The consortium's first bid, was rejected by Severn, which was said to be a little short of £5 billion. The bid was found to be inadequate earlier this month. It is understood that even with some Severn investors reportedly holding out for offers of around £5.5 billion the consortium would return with only a slightly improved £5 billion offer, equivalent to around £21 a share.
Severn Trent's share was down at 2071p on Friday. The consortium is said top believe a price review by regulator Ofwat, which could cut the water bills paid by Severn's 7.7 million customers in the Midlands and mid-Wales, made a £5.5-billion valuation more unrealistic and that the lack of any emerging rival bidders also put the consortium in a stronger position.
According to commentators, an offer was not likely to be made before Severn Trent released its annual results on Thursday which were expected to show a profit dip to £271.5 million, down from £275.3 million last time.
Revenues have meanwhile, been tipped to grow to £1.83 billion from £1.77 billion.
According to analysts, if the consortium were to succeed it would leave Severn's rival United Utilities, which supplied water and sewerage services in north-west England, and Pennon Group, which owned South West Water, as the UK's only remaining listed water companies.
Meanwhile, citing top investors, Reuters reported any bid for Severn Trent Plc would need to be pitched at £23 per share or more to have a chance of success.
According to investors, they would happily remain shareholders if no such bid appeared by the 11 June deadline set by the Takeover Panel.

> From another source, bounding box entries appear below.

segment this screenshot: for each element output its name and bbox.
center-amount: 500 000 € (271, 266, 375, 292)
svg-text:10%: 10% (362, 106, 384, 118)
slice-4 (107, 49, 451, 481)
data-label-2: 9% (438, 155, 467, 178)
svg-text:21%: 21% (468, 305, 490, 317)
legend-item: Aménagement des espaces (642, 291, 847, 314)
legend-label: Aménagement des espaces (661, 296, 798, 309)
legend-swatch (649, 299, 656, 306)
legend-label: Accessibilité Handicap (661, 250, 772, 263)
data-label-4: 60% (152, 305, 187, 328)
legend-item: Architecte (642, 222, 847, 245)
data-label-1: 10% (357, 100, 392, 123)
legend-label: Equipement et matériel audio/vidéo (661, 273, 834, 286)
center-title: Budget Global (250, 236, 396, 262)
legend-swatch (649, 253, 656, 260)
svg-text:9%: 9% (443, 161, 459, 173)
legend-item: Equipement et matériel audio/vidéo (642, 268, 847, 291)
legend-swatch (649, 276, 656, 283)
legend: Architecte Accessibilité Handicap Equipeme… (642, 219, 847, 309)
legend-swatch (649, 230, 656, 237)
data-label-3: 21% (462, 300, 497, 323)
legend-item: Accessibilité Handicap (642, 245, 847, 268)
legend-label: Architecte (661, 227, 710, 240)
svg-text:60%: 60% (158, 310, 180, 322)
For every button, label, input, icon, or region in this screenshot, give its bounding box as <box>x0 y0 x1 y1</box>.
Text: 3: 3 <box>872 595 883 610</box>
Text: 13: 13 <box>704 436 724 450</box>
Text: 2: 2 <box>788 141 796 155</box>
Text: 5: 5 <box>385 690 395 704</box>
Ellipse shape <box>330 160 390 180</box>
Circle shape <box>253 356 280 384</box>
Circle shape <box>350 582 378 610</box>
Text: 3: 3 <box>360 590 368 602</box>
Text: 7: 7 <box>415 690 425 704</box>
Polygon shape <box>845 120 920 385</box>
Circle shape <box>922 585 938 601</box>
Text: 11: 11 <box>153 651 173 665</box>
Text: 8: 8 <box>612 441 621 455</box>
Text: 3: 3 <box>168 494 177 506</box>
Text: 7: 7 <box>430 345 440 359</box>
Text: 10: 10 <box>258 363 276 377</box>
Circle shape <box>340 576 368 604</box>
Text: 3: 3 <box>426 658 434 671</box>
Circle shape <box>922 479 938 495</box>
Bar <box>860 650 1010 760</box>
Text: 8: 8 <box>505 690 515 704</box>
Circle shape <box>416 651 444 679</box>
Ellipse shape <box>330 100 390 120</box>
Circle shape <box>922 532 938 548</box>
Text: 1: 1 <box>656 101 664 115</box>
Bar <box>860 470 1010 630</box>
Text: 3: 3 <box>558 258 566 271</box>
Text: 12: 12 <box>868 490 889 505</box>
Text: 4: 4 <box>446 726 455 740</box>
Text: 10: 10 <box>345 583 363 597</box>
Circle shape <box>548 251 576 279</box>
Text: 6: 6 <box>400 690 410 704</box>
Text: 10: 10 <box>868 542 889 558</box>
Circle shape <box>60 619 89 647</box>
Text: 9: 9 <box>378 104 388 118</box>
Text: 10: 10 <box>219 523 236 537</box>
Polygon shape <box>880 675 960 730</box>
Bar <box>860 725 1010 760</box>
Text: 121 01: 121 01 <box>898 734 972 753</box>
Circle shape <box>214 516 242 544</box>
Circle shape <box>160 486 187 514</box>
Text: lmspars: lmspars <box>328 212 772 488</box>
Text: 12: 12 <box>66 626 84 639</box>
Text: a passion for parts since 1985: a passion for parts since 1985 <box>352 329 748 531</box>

They pointed to Severn Trent's secure dividend prospects, coupled with a dearth of similar investments.
The board turned down the approach, as it offered only a modest premium to the company's previous share price.
However, several top investors said they would likely consider an offer if the consortium returned with terms priced at around £23 a share or above, according to Reuters.
One noted a premium of a quarter or more to the value of the company's so-called regulated asset base (RAB) - a key measure used by regulators for evaluating the return the company was allowed to earn - was reasonable.